Primary Social Institutions

Sociologists often reserve the term “institution” to describe normative systems that operate in five basic areas of life, which may be designated as the primary institutions.
(1) In determining Kinship;
(2) in providing for the legitimate use of power;
(3) in regulating the distribution of goods and services;
(4) in transmitting knowledge from one generation to the next; and
(5) in regulating our relation to the supernatural.

Secondary Social Institutions are derived from the primary institutions.
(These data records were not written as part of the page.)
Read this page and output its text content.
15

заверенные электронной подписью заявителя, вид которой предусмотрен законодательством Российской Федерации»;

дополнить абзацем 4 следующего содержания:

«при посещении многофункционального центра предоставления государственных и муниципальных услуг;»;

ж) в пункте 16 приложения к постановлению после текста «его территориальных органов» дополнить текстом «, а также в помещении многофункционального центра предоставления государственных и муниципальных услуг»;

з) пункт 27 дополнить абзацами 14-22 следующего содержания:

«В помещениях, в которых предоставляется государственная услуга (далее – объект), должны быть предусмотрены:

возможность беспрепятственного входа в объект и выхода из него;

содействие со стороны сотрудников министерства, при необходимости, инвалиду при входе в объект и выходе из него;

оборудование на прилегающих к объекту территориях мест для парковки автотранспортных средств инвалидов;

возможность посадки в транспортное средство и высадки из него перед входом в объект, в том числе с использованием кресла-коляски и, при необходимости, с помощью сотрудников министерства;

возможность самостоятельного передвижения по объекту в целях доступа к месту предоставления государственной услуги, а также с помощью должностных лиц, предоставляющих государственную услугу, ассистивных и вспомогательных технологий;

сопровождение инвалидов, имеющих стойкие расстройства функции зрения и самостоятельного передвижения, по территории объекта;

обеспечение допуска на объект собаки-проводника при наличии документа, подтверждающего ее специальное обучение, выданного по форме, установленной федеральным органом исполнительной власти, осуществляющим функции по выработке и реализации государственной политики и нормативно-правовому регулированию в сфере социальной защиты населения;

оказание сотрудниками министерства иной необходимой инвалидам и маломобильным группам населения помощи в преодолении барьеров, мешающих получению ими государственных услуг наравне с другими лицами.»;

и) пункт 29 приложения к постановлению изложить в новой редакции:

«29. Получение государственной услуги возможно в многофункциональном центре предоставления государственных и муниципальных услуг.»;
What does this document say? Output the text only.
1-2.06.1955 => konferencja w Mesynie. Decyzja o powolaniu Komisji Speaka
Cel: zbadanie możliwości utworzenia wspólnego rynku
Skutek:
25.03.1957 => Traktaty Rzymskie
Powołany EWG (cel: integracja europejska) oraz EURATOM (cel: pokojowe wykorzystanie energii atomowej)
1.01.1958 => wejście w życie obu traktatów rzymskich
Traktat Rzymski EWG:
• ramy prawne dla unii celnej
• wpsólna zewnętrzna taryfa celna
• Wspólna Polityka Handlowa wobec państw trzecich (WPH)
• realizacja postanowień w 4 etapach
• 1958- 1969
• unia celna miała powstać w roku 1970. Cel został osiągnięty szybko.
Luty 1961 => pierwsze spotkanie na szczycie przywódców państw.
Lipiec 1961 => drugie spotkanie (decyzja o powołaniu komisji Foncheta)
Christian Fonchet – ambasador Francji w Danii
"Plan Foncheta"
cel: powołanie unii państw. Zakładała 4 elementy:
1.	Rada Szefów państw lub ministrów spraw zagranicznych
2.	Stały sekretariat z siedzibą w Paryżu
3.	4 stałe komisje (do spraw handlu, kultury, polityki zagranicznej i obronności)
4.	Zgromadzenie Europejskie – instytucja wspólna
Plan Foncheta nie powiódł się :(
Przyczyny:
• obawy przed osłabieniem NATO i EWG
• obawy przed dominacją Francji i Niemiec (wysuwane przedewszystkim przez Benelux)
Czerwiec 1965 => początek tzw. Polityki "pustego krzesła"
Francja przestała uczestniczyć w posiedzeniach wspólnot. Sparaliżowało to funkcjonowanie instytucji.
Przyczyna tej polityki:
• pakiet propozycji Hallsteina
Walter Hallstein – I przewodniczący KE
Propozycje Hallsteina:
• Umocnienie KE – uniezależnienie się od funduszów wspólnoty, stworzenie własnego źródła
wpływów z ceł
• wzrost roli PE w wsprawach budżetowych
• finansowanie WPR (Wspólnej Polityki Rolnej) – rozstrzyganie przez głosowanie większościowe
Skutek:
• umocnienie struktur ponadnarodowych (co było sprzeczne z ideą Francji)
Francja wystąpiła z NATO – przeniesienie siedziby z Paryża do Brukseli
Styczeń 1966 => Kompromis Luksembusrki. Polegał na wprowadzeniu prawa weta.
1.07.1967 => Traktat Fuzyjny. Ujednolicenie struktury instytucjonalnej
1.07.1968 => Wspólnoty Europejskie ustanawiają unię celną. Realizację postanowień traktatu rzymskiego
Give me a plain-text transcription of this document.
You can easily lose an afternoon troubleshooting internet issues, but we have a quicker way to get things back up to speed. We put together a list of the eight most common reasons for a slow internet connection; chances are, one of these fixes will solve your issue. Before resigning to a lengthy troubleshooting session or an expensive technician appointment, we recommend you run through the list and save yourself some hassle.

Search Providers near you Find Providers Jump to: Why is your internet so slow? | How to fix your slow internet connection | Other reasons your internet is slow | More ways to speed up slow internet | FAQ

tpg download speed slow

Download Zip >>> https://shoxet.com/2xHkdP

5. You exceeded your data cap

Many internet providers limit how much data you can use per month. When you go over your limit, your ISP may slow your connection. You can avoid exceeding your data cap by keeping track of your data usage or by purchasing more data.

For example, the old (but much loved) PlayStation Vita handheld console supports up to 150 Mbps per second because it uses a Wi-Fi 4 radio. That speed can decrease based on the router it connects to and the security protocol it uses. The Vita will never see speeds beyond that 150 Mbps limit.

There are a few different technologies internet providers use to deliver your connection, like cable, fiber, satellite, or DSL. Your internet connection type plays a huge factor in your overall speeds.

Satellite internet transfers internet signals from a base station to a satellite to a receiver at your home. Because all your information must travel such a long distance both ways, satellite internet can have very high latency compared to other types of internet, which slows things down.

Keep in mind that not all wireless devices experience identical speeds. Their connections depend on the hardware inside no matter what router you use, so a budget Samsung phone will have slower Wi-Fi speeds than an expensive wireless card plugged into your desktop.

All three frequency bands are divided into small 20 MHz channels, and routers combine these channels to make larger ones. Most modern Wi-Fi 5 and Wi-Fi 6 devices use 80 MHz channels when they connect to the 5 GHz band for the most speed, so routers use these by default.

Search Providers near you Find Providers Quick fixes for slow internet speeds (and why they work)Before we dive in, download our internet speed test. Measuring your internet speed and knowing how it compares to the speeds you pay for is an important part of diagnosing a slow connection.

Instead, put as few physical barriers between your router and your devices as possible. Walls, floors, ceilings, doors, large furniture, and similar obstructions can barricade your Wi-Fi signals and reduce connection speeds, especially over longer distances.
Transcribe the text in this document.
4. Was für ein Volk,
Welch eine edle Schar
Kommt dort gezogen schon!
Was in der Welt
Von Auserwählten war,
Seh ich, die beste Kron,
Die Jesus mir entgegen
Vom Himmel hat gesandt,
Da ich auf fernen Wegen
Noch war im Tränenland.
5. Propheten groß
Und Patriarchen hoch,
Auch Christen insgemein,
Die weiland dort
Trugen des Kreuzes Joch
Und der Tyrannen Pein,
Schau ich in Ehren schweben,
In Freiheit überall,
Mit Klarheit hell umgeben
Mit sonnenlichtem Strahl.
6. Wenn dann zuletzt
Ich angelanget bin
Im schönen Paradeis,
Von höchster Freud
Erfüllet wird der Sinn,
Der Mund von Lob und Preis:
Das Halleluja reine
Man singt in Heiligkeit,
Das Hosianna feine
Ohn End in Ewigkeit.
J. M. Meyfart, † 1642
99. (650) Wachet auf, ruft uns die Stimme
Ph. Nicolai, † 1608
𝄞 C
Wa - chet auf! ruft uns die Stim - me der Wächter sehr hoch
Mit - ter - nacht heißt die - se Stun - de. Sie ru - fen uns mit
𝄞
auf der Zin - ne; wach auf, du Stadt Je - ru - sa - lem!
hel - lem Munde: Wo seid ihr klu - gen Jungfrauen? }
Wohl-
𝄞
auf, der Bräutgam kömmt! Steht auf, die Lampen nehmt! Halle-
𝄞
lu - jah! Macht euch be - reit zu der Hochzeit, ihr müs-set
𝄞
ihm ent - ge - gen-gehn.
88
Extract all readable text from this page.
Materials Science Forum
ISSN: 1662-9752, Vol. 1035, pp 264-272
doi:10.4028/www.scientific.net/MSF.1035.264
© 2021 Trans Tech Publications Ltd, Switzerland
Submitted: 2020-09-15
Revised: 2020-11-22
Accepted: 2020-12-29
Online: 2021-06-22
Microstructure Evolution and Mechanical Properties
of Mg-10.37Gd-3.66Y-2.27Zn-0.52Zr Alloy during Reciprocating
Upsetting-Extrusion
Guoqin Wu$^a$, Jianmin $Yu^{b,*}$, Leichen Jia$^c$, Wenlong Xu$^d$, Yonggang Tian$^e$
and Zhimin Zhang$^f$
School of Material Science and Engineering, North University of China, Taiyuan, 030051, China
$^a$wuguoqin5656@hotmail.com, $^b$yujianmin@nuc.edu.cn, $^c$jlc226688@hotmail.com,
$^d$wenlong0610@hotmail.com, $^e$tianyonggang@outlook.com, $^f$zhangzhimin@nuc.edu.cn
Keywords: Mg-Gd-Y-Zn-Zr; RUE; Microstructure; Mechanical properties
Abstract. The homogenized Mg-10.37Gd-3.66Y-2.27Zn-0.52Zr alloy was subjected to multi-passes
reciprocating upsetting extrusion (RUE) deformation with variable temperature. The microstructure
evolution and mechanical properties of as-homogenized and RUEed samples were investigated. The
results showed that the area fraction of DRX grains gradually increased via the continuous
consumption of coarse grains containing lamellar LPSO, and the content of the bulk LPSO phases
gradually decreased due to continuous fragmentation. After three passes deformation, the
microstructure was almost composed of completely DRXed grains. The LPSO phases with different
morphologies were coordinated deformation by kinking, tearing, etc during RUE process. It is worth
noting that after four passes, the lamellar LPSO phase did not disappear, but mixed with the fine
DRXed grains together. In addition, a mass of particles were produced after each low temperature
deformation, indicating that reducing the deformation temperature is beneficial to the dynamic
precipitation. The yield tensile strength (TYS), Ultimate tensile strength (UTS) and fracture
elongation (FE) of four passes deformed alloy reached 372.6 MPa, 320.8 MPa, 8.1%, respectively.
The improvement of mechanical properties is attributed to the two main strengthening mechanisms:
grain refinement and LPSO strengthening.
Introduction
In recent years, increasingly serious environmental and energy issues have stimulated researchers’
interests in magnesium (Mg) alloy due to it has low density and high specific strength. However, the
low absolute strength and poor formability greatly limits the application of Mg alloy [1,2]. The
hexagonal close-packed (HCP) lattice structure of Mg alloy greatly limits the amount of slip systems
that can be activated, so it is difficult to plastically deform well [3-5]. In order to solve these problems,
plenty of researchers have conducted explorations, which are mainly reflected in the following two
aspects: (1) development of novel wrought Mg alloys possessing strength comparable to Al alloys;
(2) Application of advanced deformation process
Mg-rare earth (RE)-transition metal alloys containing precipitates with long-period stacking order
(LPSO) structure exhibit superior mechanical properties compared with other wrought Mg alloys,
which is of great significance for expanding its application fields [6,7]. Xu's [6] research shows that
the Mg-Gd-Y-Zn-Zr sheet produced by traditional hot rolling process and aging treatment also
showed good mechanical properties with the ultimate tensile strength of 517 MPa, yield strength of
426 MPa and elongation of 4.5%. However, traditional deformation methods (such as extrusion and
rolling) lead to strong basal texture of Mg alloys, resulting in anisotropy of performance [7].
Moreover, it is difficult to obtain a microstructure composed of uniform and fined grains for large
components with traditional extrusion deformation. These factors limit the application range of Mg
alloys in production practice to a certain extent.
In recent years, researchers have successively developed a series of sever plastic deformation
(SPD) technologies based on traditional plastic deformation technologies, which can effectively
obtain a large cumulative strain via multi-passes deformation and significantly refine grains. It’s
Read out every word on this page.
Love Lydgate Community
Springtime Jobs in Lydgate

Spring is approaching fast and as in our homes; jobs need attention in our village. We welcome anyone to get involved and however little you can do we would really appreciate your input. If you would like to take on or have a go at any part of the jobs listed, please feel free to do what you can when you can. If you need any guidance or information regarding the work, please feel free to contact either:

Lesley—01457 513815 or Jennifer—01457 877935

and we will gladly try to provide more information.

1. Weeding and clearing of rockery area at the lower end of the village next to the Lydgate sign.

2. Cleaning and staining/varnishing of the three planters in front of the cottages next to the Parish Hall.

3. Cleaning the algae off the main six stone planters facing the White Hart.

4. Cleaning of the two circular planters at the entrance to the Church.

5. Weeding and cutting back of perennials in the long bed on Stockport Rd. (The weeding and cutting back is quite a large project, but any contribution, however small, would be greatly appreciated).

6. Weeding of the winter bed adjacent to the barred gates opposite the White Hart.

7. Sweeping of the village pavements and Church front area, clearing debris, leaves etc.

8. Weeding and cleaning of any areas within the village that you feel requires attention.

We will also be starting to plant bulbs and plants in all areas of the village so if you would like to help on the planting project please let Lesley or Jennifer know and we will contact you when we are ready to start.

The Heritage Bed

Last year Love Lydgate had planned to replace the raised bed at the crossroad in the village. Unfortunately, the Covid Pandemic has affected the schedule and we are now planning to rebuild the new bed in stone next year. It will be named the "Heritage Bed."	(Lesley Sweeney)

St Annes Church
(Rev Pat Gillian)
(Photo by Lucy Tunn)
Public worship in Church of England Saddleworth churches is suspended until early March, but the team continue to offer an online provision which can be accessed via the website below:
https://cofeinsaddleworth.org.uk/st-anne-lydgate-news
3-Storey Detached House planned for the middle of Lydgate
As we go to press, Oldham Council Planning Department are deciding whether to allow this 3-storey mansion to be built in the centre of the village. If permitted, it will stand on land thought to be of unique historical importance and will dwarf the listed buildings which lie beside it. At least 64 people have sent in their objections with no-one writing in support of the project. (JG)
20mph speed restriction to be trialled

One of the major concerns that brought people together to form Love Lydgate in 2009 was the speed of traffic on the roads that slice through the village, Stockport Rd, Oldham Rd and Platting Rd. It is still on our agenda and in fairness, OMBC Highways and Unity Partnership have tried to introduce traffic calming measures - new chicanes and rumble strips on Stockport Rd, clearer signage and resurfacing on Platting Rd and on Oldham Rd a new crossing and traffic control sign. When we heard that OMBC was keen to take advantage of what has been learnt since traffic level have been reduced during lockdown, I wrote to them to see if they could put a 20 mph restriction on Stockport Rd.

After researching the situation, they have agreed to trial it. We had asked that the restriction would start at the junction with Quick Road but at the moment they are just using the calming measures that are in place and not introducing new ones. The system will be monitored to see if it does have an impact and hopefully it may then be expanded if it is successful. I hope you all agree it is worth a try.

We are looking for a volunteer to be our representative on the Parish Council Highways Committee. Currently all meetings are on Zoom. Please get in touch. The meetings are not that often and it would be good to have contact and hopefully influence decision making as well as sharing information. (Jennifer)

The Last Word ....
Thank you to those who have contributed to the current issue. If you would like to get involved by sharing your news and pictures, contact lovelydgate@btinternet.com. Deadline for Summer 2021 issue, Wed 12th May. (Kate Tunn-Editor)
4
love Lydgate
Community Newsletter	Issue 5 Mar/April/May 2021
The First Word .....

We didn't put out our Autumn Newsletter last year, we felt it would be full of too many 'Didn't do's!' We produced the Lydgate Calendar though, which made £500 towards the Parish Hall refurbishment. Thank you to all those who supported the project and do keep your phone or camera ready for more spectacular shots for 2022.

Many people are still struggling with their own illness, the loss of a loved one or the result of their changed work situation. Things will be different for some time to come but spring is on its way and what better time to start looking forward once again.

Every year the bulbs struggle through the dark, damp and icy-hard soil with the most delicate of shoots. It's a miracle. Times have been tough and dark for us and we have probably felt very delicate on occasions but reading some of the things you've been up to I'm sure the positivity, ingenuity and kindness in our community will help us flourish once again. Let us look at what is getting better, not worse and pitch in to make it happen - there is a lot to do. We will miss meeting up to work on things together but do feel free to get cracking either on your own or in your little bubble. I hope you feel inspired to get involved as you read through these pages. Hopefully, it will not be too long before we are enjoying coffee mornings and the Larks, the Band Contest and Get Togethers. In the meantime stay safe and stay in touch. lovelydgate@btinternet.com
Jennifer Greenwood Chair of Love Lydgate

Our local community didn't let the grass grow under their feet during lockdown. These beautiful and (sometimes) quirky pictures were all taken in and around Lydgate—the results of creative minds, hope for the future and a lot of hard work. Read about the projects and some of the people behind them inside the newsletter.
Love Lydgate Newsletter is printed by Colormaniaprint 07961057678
Secondary Institutions of family are Monogamy, Polygamy, Marriage, Divorce

  1. Secondary Institutions of power are Interest Groups , Party System , Democracy.
  2. Secondary Institutions of Economics are Property , Trading , Banking , Credit
  3. Secondary Institutions of Education are School , College , University
  4. Secondary Institutions of Religion are church , temple , mosque , totem , taboo

Functions of Social Institutions
Institutions have great functional importance. Their main functions are as follows:

  • (i) Institutions cater to the satisfaction of needs: Institutions contribute to the fulfillment of the fundamental human needs such as (a) the need for self perpetuation, (b) perpetuation, and (c) selfexpression. They provide and prescribe the ways and means of fulfilling them.
  • (ii) Institutions Control Human Behaviour: Institutions organize and regulate the system of social behaviour. Through the institutions the unexpected, spontaneous and irregular behaviour of people is replaced by expected, patterned, systematic, regular and predictable behaviour. Thus the interpersonal
    relationships of the individuals are regulated by institutions. They make clear for the members what is allowed and what is not; what is desirable and what is undesirable. This is particularly true of the governmental institutions.
  • (iii) Institutions simplify actions for the individual: Since the institutions prescribe a particular way of behaviour for the fulfillment of our basic needs, they save much of our energy and also time. They avoid confusion and uncertainties and contribute to a system and order in society.
  • (iv) Institutions assign roles and statuses to the individual: Institutionalisation of the social behaviour consists of the establishment of definite norms. These norms assign status positions and role-functions in connection with such behaviour. Institutions such as family, marriage, education, property, division of labour, caste, religion, etc. provide some social standing for the individuals concerned.
  • (v) Institutions contribute to unity and uniformity: institutions which regulate the relations between individuals have largely been responsible for unity and uniformity that are found in a society.
  • (vi) Manifest functions of Institutions: (Social institutions) Every institution has two types of manifest functions – (a) the pursuit of its objective or interests, and (b) the preservation of its own internal cohesion so that it may survive. For example, the state must serve its citizens and protect its boundaries. At the same time, the state must escape the danger of internal revolution and external conquests.
  • (vii) The negative functions of institutions: Institutions may cause harmful effects also. They do not undergo changes easily and quickly even if the circumstances demand change. When they become too conservative they retard progress. They even hamper the growth of personalities of the people.
    Religion and caste can be mentioned here as examples to show how they often discourage people to do achievements or adventures.